Selain pemeriksaan saksi, polisi juga melakukan olah tempat kejadian perkara (TKP) untuk memperkuat bukti. Menurutnya, konstruksi pasal yang diterapkan adalah Pasal 335 KUHP tentang pemaksaan dengan ancaman kekerasan.

Proses Hukum dan Tanggung Jawab

Dalam penjelasannya, AKP M Afhi Abrianto menyebut bahwa terlapor telah memenuhi panggilan pihak kepolisian. “Terlapor sudah kita panggil dan memenuhi panggilan yang kita sampaikan. Sampai saat ini masih berjalan penyelidikan,” ujarnya. Ia menegaskan bahwa proses hukum akan berjalan sesuai aturan yang berlaku.

Masyarakat diminta untuk tidak khawatir karena proses penyelidikan terus dilakukan. “Kami akan terus memastikan keadilan tercapai dan semua pihak akan diperlakukan secara adil,” tegasnya.

Reaksi Publik dan Tantangan Hukum

Peristiwa ini tidak hanya menjadi sorotan media, tetapi juga memicu diskusi publik tentang hubungan antara tenaga medis dan keluarga pasien. Banyak orang mengkhawatirkan bagaimana situasi seperti ini bisa dihindari di masa depan.

Selain itu, kasus ini juga menunjukkan pentingnya komunikasi yang baik antara dokter dan keluarga pasien.

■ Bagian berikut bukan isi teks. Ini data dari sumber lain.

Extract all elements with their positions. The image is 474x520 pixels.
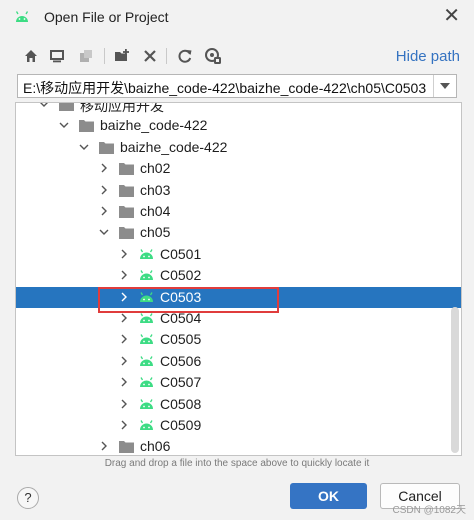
chevron-right-icon[interactable] [98,162,110,174]
tree-row-label: ch06 [140,438,171,455]
tree-row-label: ch03 [140,181,171,198]
chevron-right-icon[interactable] [118,269,130,281]
folder-icon [119,206,134,218]
tree-row[interactable]: C0508 [16,394,461,415]
folder-icon [59,103,74,111]
chevron-right-icon[interactable] [98,440,110,452]
path-field[interactable]: E:\移动应用开发\baizhe_code-422\baizhe_code-42… [17,74,457,98]
tree-row[interactable]: ch04 [16,201,461,222]
tree-row[interactable]: ch02 [16,158,461,179]
chevron-down-icon[interactable] [78,141,90,153]
folder-icon [99,141,114,154]
tree-row-label: C0506 [160,352,202,369]
tree-row-label: ch02 [140,160,171,177]
android-icon [140,355,153,366]
tree-scrollbar[interactable] [451,307,459,453]
toolbar: Hide path [0,42,474,70]
tree-row-label: C0509 [160,417,202,433]
android-icon [140,334,153,345]
android-icon [140,291,153,302]
folder-icon [79,120,94,133]
android-icon [140,398,153,409]
android-icon [140,377,153,388]
folder-icon [119,163,134,176]
close-button[interactable]: ✕ [443,6,460,26]
android-icon [140,248,153,259]
window-title: Open File or Project [44,9,169,25]
tree-row[interactable]: ch05 [16,222,461,243]
tree-row-label: C0505 [160,331,202,348]
new-folder-icon[interactable] [112,46,132,66]
toolbar-separator [104,48,105,64]
help-button[interactable]: ? [17,487,39,509]
home-icon[interactable] [21,46,41,66]
folder-icon [119,441,134,454]
chevron-right-icon[interactable] [118,248,130,260]
file-tree[interactable]: 移动应用开发 baizhe_code-422 baizhe_code-422 ch02… [15,102,462,456]
tree-row-label: baizhe_code-422 [100,117,208,134]
chevron-right-icon[interactable] [118,312,130,324]
project-icon[interactable] [76,46,96,66]
watermark: CSDN @1082天 [392,505,466,516]
tree-row[interactable]: C0501 [16,244,461,265]
hide-path-link[interactable]: Hide path [396,48,460,65]
tree-row[interactable]: C0506 [16,351,461,372]
chevron-down-icon[interactable] [98,226,110,238]
tree-row-label: C0501 [160,245,202,262]
tree-row-label: C0508 [160,395,202,412]
tree-row[interactable]: C0509 [16,415,461,436]
show-hidden-icon[interactable] [203,46,223,66]
title-bar: Open File or Project ✕ [0,0,474,36]
path-input[interactable]: E:\移动应用开发\baizhe_code-422\baizhe_code-42… [23,78,431,98]
chevron-right-icon[interactable] [118,291,130,303]
tree-row[interactable]: C0504 [16,308,461,329]
ok-button[interactable]: OK [290,483,367,509]
tree-row-label: C0507 [160,374,202,391]
chevron-right-icon[interactable] [118,419,130,431]
tree-row-label: ch04 [140,203,171,219]
folder-icon [119,227,134,240]
tree-row[interactable]: C0502 [16,265,461,286]
tree-row-label: 移动应用开发 [80,102,164,114]
tree-row-label: C0502 [160,267,202,284]
tree-row[interactable]: C0503 [16,286,461,308]
tree-row[interactable]: 移动应用开发 [16,102,461,115]
tree-row[interactable]: baizhe_code-422 [16,115,461,136]
path-history-dropdown[interactable] [433,75,456,97]
chevron-down-icon[interactable] [38,102,50,110]
refresh-icon[interactable] [175,46,195,66]
tree-row[interactable]: C0507 [16,372,461,393]
toolbar-separator [166,48,167,64]
tree-row[interactable]: ch03 [16,180,461,201]
chevron-right-icon[interactable] [98,205,110,217]
tree-row[interactable]: C0505 [16,329,461,350]
android-icon [140,420,153,430]
chevron-right-icon[interactable] [118,355,130,367]
android-icon [140,313,153,323]
drag-drop-hint: Drag and drop a file into the space abov… [104,458,370,469]
chevron-down-icon [440,83,450,89]
desktop-icon[interactable] [47,46,67,66]
android-icon [15,11,29,22]
delete-icon[interactable] [140,46,160,66]
chevron-right-icon[interactable] [118,398,130,410]
tree-row-label: C0503 [160,288,202,305]
chevron-right-icon[interactable] [118,333,130,345]
chevron-right-icon[interactable] [98,184,110,196]
tree-row-label: C0504 [160,310,202,326]
tree-row-label: ch05 [140,224,171,241]
chevron-down-icon[interactable] [58,119,70,131]
android-icon [140,270,153,281]
chevron-right-icon[interactable] [118,376,130,388]
tree-row-label: baizhe_code-422 [120,138,228,155]
folder-icon [119,184,134,197]
tree-row[interactable]: ch06 [16,436,461,455]
tree-row[interactable]: baizhe_code-422 [16,137,461,158]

Dengan memahami hak dan kewajiban masing-masing pihak, potensi konflik dapat diminimalkan.

Polisi tetap berkomitmen untuk menyelesaikan kasus ini secara profesional dan adil. Semua pihak, baik pelapor maupun terlapor, akan diberikan kesempatan untuk menjelaskan perspektif mereka. Dengan demikian, keadilan dapat ditegakkan tanpa memihak.